Consider the lineup: Paul O'Neill, the onetime Alcoa boss, was brought in by Vice President Dick Cheney chiefly to make then Federal Reserve Chairman Alan Greenspan happy. The three men had worked closely in the Ford White House, and Cheney thought he was bringing the band back together. But reunion tours don't work much better in government than they do in rock 'n' roll, and O'Neill, who had a flair for candor that matched Cheney's for secrecy, quit or was fired, depending on whose account you believe after two shaky years.
Next came Snow, the former CSX Corp. executive. His tenure has been in some ways just as anticlimactic as O'Neill's, while perhaps inspiring even less confidence. He had a tendency early on to say things that spooked the markets, leading some on Wall Street and on K Street to wonder whether he understood them. When the economy flagged a bit, Snow was a less than inspiring presence on TV. And by the time the first term ended, White House officials were leaking widely that he too would soon be going so widely that Bush decided to do one of his famous LBJ-inspired personnel U-turns and keep Snow just to spite the critics.

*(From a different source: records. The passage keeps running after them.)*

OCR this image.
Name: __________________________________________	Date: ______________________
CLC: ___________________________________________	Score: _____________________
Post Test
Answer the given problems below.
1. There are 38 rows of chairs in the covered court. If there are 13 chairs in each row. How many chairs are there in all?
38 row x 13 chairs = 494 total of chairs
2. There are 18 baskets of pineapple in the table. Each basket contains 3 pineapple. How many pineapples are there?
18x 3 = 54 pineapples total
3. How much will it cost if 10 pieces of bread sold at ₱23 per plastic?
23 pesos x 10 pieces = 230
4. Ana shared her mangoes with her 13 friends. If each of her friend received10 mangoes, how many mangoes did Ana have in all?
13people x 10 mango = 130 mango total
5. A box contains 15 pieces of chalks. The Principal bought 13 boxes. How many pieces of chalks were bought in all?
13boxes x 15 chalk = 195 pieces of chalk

But even Bush may be losing his patience. Which raises the question: If Snow goes, who gets to ride into the sunset as Bush's (presumably) last Treasury chief? The choice will tell us a couple of things:
First, does the new White House chief of staff, Josh Bolten, understand the job? In this day and age, Treasury secretaries really have only one job: to monitor, regulate and above all reassure financial markets. A Treasury boss should above all be a horse whisperer, someone who quietly speaks to key people around the world about changes in our own economy, alerts them to trends in fiscal policy, and takes in information from key players in the private sector for use by policy makers in Washington. In essence, he's sort of a double agent in the house of finance. Bolten should understand this, coming from Goldman Sachs. But that hardly means this view will prevail.

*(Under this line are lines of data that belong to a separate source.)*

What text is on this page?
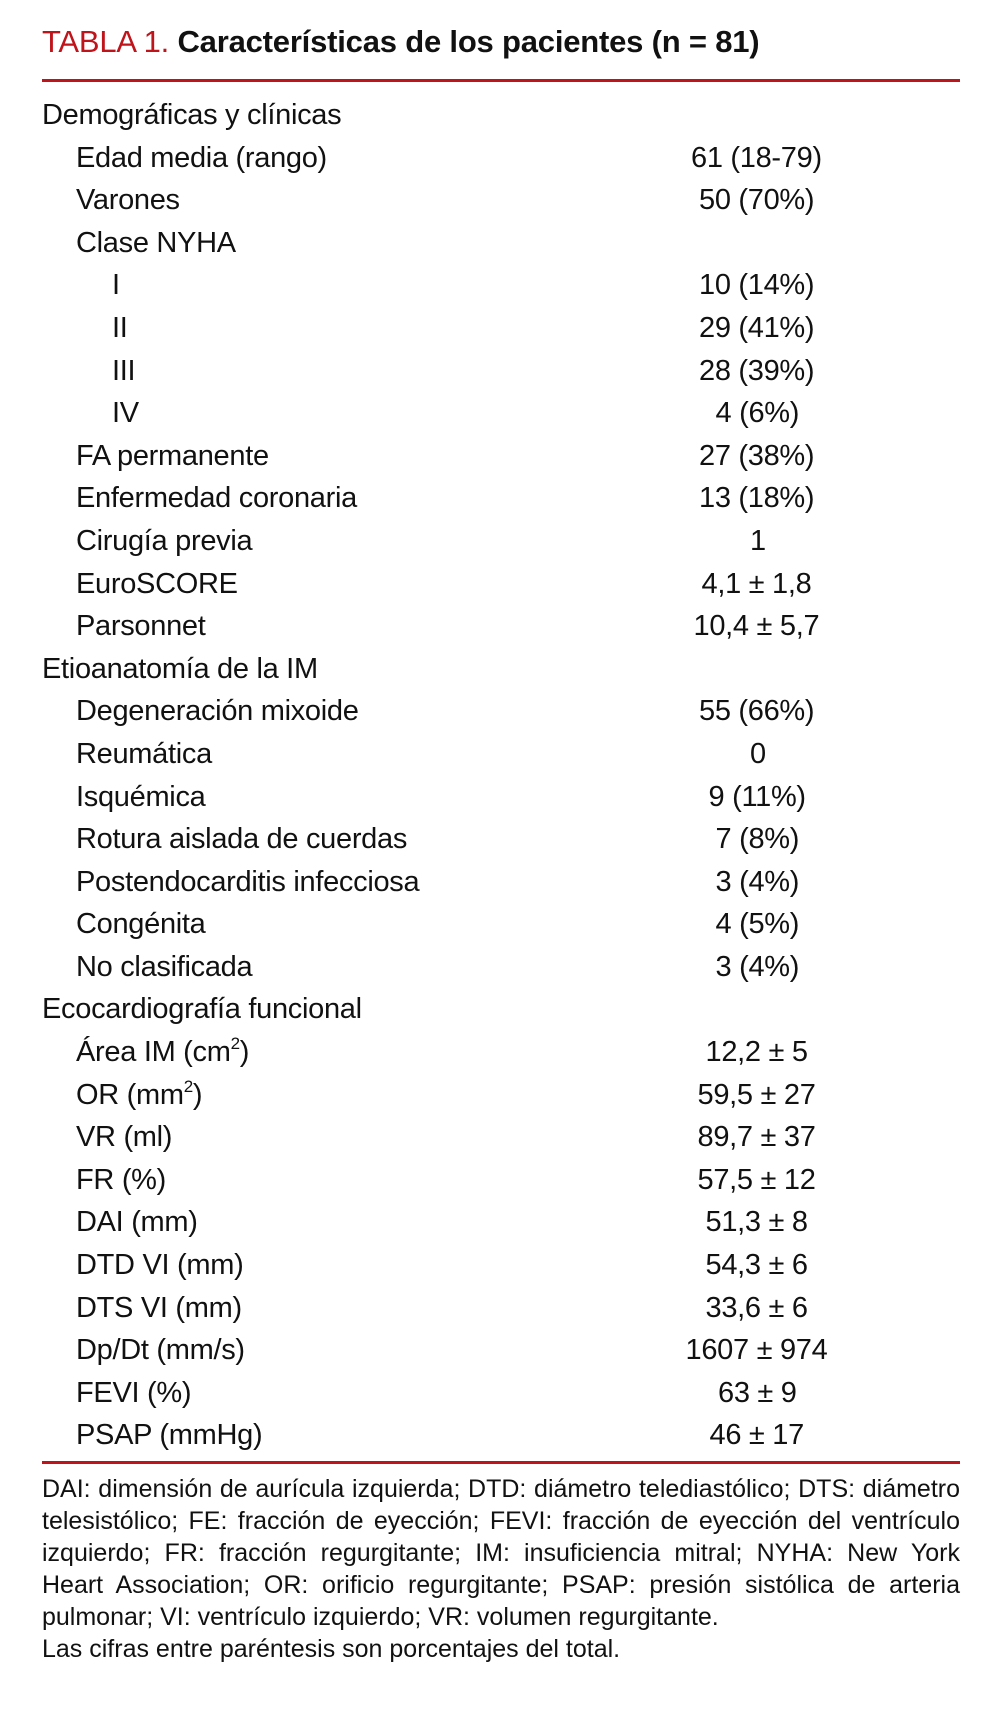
TABLA 1. Características de los pacientes (n = 81)
Demográficas y clínicas
Edad media (rango)	61 (18-79)
Varones	50 (70%)
Clase NYHA
I	10 (14%)
II	29 (41%)
III	28 (39%)
IV	4 (6%)
FA permanente	27 (38%)
Enfermedad coronaria	13 (18%)
Cirugía previa	1
EuroSCORE	4,1 ± 1,8
Parsonnet	10,4 ± 5,7
Etioanatomía de la IM
Degeneración mixoide	55 (66%)
Reumática	0
Isquémica	9 (11%)
Rotura aislada de cuerdas	7 (8%)
Postendocarditis infecciosa	3 (4%)
Congénita	4 (5%)
No clasificada	3 (4%)
Ecocardiografía funcional
Área IM $(cm^2)$	12,2 ± 5
OR $(mm^2)$	59,5 ± 27
VR (ml)	89,7 ± 37
FR (%)	57,5 ± 12
DAI (mm)	51,3 ± 8
DTD VI (mm)	54,3 ± 6
DTS VI (mm)	33,6 ± 6
Dp/Dt (mm/s)	1607 ± 974
FEVI (%)	63 ± 9
PSAP (mmHg)	46 ± 17

DAI: dimensión de aurícula izquierda; DTD: diámetro telediastólico; DTS: diámetro telesistólico; FE: fracción de eyección; FEVI: fracción de eyección del ventrículo izquierdo; FR: fracción regurgitante; IM: insuficiencia mitral; NYHA: New York Heart Association; OR: orificio regurgitante; PSAP: presión sistólica de arteria pulmonar; VI: ventrículo izquierdo; VR: volumen regurgitante.

Las cifras entre paréntesis son porcentajes del total.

Which leads to the second mystery: Will the new guy have a significant say in economic policy? My guess is no. There may have been a time when Treasury secretaries set economic policy and government regulatory policy for business. But that era is largely past. Most of the economic policy decisions that matter are made in the White House. And this White House, like the two that preceded it, has long made it clear that Treasury will primarily execute what the West Wing decides. Someone like Robert Rubin, who became Treasury chief after running economic policy for Bill Clinton, could still hold sway over that process because he was smart, had already designed the game plan during his stint in the White House and had an unmatched track record on Wall Street. But this White House is a closed loop; if you aren't there, you don't matter very much.

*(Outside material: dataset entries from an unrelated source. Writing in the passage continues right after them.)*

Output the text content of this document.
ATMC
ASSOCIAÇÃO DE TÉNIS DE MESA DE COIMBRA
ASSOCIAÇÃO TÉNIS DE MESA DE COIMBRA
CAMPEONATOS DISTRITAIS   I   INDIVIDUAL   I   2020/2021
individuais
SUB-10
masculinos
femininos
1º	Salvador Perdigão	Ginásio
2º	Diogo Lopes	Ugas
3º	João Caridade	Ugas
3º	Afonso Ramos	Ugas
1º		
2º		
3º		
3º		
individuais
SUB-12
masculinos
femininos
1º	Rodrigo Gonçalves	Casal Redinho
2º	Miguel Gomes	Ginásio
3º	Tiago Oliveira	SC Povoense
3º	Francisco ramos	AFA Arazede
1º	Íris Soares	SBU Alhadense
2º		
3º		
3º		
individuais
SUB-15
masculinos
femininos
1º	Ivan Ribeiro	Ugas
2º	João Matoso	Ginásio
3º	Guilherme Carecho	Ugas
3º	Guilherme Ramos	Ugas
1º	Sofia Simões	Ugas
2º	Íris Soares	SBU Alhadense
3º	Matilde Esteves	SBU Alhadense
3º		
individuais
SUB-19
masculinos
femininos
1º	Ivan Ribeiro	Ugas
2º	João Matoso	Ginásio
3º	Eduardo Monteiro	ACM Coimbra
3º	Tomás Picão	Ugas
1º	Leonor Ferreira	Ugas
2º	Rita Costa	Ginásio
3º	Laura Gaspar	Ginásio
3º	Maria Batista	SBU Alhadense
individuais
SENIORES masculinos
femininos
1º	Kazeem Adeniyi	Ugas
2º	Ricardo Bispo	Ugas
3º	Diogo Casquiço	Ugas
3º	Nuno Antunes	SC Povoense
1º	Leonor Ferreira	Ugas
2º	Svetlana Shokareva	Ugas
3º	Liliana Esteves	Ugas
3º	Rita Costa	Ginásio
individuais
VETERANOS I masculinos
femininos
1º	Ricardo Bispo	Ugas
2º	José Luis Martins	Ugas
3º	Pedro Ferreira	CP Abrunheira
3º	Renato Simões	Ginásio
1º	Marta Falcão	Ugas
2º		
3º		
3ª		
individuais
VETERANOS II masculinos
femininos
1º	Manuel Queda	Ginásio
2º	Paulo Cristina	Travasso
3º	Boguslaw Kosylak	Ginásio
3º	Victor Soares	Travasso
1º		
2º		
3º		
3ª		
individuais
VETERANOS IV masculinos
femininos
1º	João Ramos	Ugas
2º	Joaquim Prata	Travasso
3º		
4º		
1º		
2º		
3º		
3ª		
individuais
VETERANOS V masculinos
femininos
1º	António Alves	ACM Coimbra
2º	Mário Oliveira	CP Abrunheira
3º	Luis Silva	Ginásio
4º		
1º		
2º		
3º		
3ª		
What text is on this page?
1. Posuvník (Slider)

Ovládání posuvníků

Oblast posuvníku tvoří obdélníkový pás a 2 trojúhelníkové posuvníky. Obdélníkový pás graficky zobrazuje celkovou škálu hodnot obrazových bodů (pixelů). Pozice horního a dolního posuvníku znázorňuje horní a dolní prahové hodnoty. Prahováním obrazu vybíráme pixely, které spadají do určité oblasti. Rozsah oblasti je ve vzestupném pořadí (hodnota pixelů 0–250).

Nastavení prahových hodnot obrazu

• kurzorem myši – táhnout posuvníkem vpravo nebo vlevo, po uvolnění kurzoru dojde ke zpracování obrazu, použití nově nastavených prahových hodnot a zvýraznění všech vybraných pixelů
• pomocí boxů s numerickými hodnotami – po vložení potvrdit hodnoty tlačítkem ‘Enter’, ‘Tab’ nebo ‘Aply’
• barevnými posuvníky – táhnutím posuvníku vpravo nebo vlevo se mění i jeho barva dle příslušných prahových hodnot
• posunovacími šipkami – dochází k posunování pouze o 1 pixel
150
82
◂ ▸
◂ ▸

So, who might fill the position? Robert Zoellick, the deputy secretary of state who has long dreamed of the Treasury job, is no longer thought likely to get it. Zoellick, a brilliant if sometimes brittle player who has about 20 IQ points on everyone else in Washington, may have assumed that he would get Treasury in exchange for backing up Condoleezza Rice at State for two years. But if there is no real chance to make economic policy in the Treasury slot, Zoellick probably doesn't belong there. A more likely candidate now is Commerce Secretary Carlos Gutierrez, a 53-year-old Cuban-born former CEO of Kellogg. He has the great virtue of certain confirmation, and boasts the kind of Main Street business background that Bush seems to prefer. But a horse whisperer he is not.